Once inside the cordon zone (as in cordoned off) a paid vehicle could roam freely and leave without further charge. However, curbside parking rates would also be substantially higher under the plan. Curbside parking in the CBD would jump to $8.00 per hour, with rates outside of the CBD, from 60th St to 96th St, increasing at a lower rate (to ward off those who'd just park at 61st St and then hop on a bus). Taxi fares would increase substantially. The rates would be increased up by 25% and that increase would be taxed, creating the new revenue stream. Taxis would not pay the $16 cordon fee. The pay-offs of the proposed system are similar to that of the HOT Lane plans we've discussed for the DC region. Payers of the fee would realize reduced traffic and travel times, and the fees would provide a boon to local governments and transit agencies. Its a fascinating report and you can read the details here (its a pretty large PDF).

The question: Could it work here? The NY plan applies to New York City only. Transit for other, regional systems would still require a fare (PATH, NJ Transit, Metro North, LIRR, etc). We'd almost have to REQUIRE regional cooperation of the states of Maryland and Virginia include the governments of the local counties. Since WMATA is a regional transit organization, not a city-owned entity, fare elimination would likely have to happen across the board. All rail lines and all but some express bus routes would need to be free, for equities sake. We have a decent record of regional cooperation, but the bean counting and having to decide who pays what to enter from where would present a substantial challenge. Imagine determining the new fare structure for congestion pricing! Talk about politics.

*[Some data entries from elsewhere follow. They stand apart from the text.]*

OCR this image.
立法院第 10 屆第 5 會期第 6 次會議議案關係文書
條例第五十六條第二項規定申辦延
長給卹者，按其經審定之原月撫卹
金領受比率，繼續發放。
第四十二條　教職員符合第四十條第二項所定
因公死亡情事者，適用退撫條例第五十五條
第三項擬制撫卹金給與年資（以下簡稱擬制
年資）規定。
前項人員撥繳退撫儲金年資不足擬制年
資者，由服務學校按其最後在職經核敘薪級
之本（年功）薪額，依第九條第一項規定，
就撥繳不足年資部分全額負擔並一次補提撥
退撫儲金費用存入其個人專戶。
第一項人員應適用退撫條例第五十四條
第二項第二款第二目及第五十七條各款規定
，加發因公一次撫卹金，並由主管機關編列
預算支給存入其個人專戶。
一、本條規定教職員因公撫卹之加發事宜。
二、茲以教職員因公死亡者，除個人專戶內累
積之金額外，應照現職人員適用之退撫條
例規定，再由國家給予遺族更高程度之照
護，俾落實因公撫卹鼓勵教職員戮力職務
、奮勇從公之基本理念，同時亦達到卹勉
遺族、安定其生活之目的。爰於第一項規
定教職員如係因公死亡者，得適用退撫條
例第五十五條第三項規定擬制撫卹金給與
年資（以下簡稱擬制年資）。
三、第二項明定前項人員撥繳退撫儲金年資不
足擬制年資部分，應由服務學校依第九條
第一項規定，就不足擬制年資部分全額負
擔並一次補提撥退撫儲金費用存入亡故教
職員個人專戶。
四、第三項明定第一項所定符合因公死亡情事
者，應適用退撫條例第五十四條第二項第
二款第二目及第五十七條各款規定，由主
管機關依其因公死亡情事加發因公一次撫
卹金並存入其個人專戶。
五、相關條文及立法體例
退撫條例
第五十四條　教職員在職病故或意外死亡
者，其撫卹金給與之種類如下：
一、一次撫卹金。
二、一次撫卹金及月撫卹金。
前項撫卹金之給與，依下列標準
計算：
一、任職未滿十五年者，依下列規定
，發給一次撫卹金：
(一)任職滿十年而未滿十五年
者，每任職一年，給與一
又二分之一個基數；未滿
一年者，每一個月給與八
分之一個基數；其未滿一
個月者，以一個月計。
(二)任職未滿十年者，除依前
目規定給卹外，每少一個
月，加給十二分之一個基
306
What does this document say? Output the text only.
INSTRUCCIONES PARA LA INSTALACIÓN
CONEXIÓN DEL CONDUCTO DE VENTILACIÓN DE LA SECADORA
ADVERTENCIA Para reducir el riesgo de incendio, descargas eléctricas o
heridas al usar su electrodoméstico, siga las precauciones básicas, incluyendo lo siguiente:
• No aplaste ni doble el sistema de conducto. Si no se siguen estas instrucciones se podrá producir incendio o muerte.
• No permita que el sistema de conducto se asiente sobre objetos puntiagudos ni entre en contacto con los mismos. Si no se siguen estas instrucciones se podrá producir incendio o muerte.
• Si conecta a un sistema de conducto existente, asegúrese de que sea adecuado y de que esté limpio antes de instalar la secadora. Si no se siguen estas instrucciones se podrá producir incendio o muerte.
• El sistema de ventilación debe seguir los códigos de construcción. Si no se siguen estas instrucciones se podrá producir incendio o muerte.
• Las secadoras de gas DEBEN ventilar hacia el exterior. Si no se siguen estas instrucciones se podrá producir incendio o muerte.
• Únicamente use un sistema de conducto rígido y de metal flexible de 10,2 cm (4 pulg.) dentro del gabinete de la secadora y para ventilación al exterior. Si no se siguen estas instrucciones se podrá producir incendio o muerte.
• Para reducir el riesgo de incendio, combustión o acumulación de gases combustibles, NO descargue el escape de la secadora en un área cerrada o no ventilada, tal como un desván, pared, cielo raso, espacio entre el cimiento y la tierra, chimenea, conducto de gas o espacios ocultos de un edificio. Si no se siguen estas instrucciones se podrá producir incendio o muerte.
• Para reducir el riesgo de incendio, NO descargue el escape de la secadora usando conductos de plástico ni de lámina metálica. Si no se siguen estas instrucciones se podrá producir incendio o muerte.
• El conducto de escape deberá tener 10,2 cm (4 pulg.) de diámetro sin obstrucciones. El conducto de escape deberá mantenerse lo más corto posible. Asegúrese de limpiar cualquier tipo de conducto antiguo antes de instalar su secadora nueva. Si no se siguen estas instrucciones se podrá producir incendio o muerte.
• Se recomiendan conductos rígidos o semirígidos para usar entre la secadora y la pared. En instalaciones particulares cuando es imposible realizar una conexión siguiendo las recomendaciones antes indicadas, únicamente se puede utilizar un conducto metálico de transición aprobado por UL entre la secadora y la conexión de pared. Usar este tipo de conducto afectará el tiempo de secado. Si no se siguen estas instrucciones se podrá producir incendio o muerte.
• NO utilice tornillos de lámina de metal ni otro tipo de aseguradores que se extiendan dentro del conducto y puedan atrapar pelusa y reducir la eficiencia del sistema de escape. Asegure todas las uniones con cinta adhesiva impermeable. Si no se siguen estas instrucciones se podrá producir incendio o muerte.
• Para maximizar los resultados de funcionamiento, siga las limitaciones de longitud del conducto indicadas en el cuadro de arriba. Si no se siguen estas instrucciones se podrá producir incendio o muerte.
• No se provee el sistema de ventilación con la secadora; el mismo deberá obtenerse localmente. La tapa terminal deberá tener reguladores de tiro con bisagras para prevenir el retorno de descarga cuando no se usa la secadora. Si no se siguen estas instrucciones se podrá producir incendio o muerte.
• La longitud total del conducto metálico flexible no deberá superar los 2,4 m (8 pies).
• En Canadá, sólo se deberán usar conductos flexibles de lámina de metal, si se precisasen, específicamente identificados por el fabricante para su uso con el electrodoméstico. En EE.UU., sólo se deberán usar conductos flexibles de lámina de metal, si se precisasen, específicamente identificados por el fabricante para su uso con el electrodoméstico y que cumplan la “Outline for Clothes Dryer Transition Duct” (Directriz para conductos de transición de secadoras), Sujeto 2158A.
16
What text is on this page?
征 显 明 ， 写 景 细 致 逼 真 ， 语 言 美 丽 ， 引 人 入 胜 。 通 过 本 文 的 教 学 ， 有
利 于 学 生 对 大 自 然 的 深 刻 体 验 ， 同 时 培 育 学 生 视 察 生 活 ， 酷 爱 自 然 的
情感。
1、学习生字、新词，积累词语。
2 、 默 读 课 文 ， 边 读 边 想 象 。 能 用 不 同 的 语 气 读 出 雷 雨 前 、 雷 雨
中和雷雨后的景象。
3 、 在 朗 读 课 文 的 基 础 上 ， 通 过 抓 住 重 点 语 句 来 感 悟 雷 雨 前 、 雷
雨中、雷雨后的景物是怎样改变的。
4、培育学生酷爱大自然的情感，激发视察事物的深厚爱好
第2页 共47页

Congress has also been cold to any ideas even closely related to commuter fees or taxes and the residents of the surrounding counties would not be likely to support any such ideas. What would we do? Charge $5-10 per bridge crossing from Virginia? What about Maryland? Perhaps we'd only charge to enter the downtown area and Georgetown. The congestion zone would stretch from the Capitol Building west 40 blocks to the Key Bridge. And north to K Street. Resources for the Future played with some numbers and possibilities last year with interesting results.

Enforcement would be a mess. Toll plazas on Florida Avenue? EZ Pass on he 14th Street Bridge? And I'm not sure our downtown is congested enough to warrant such drastic measures. Truth is that our subway system, for all its faults, does its job for the most part. Additionally, there's no guarantee that it could handle the extra stress of many more extra passengers. The Nurture New York report also fails to mention a key aspect, one we'd have to deal with year round: tourists. Tourists would undoubtedly balk at (or just be plain confused by) congestion fees. Most wouldn't stand for such a fee in order to see or national memorials and other government buildings, all owned by the people. The “Washington as America's City” argument would win out. There's really no price to be put on access to our most revered national locales.

In an ideal world, the Nurture New York plan could work; it may even actually work in New York City. Not so sure it would pass the test in DC though. Its too complicated to be applied fairly and we'd always have the omnipotent hand of Congress to say "no way" to any idea which comes close to a commuter tax. And some of the overarching philosophical ideals related to a free, open and accessible government wold prevent any such restrictions on getting into the city. But the idea of free mass transit is enticing and the repercussions of such a system deserve at least some initial thought. New York is known for making waves in cultural and economic realms and if they can pull of something even CLOSE to what the Free Transit Report calls for, consider that day a good day.